The Charles Richard Patterson & Son Carriage Company of Greenfield, Ohio became the nation’s, and the world’s, first and only African-American founded and owned automobile manufacturing company. The company began as a manufacturer of horse drawn carriages and ended up as a manufacturer of buses for both urban transportation systems and rural school needs.
In 1873 Mr. Patterson went into partnership with a white man, J. P. Lowe. Patterson assumed sole ownership a decade later upon the death of his partner. The C. R. Patterson Co. turned out 28 different types of horse-drawn vehicles. The product line included buggies, backboards, phaetons, rockaways and surreys – the era’s most popular wagons.

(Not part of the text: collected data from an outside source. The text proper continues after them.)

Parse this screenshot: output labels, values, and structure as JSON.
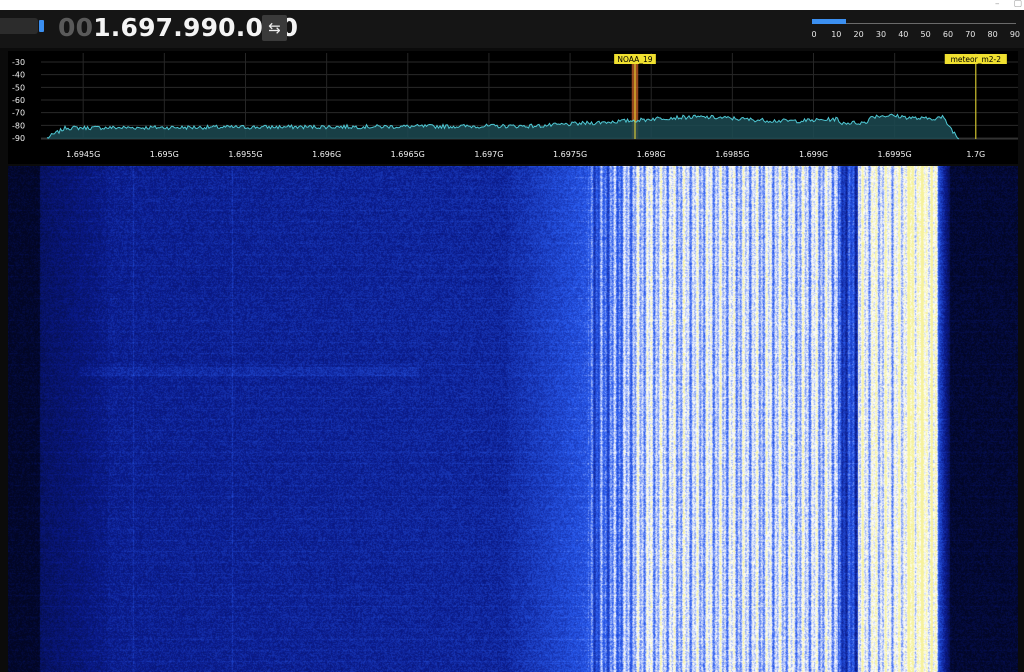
{
  "window": {
    "controls": [
      {
        "name": "minimize-button",
        "glyph": "–"
      },
      {
        "name": "maximize-button",
        "glyph": "▢"
      }
    ]
  },
  "toolbar": {
    "frequency_leading": "00",
    "frequency_main": "1.697.990.000",
    "swap_icon": "⇆"
  },
  "volume": {
    "ticks": [
      "0",
      "10",
      "20",
      "30",
      "40",
      "50",
      "60",
      "70",
      "80",
      "90"
    ],
    "tick_values": [
      0,
      10,
      20,
      30,
      40,
      50,
      60,
      70,
      80,
      90
    ],
    "value": 15,
    "max": 90,
    "color": "#3b8ff0"
  },
  "spectrum": {
    "db_labels": [
      "-30",
      "-40",
      "-50",
      "-60",
      "-70",
      "-80",
      "-90"
    ],
    "db_values": [
      -30,
      -40,
      -50,
      -60,
      -70,
      -80,
      -90
    ],
    "db_range": [
      -93,
      -25
    ],
    "freq_labels": [
      "1.6945G",
      "1.695G",
      "1.6955G",
      "1.696G",
      "1.6965G",
      "1.697G",
      "1.6975G",
      "1.698G",
      "1.6985G",
      "1.699G",
      "1.6995G",
      "1.7G"
    ],
    "freq_values": [
      1.6945,
      1.695,
      1.6955,
      1.696,
      1.6965,
      1.697,
      1.6975,
      1.698,
      1.6985,
      1.699,
      1.6995,
      1.7
    ],
    "freq_range_ghz": [
      1.69424,
      1.70026
    ],
    "bookmarks": [
      {
        "label": "NOAA_19",
        "freq_ghz": 1.6979,
        "color": "#f0e030",
        "band_color": "#c8602a",
        "band_width_ghz": 4e-05
      },
      {
        "label": "meteor_m2-2",
        "freq_ghz": 1.7,
        "color": "#f0e030"
      }
    ],
    "trace_color": "#4fc8d4",
    "fill_color": "#1c4a52"
  },
  "waterfall": {
    "colors": {
      "background": "#020624",
      "low": "#0a1a8a",
      "mid": "#2a5cf0",
      "high": "#ffffff",
      "peak": "#f6f29a"
    }
  }
}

The Patterson touring cars and roadsters were said to be mechanically superior to the “Tin Lizzie” Model T produced by Henry Ford. Special features advertised by the firm included full floating rear axle, cantilever spring, de-mountable rims, left-hand drive, center control, electric starting and lighting system, one-man top, and ventilating windshield. “Our special motor has that surplus power and greatest pull,” an ad boasted. “Try it on your test hill.”

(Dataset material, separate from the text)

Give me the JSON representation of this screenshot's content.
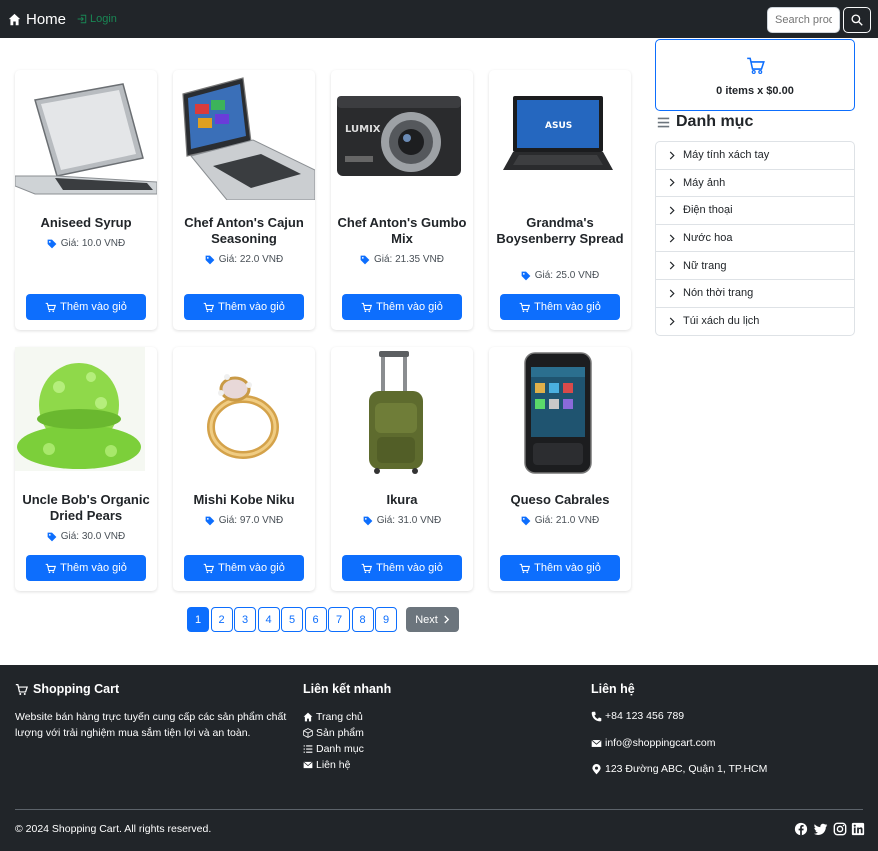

The autos were powered by four-cylinder Continental engines and were said to be capable of speeds of 50 mph. Both Patterson models were priced at about $850.
While entering the competitive world of auto manufacturing, the Patterson Co. continued to turn out wagons and advertise for farm repair work.
Few automobiles were manufactured. Production estimates range from 30 to about 150 cars.
Apparently there was a better market for custom-bodied vehicles, as Fred Patterson decided to cease production of the cars and concentrate his efforts on such products as buses, hearses, moving vans, and trucks for hauling ice, milk and baked goods.
The buses and trucks had wood framing with metal skins. They were mounted on Ford, Dodge and Chevrolet chassis until the company shifted to an all-steel body around 1930.
For a time this strategy proved quite successful. Patterson buses were the first to travel the streets of Cincinnati, and other vehicles were shipped as far away as Haiti. The Patterson Co. was one of the first to manufacture two-wheeled trailers in the mid-1930’s.
The combination of Detroit’s mass production and the Depression dealt a fatal blow to the company in the 1930’s. Unable to raise sufficient operating capital in Greenfield, the family accepted an offer to relocate in Gallipolis. The firm changed its name to the Gallia Body Co. and operated there for about a year before lack of financial support and a shortage of experienced workers caused the firm to cease operations.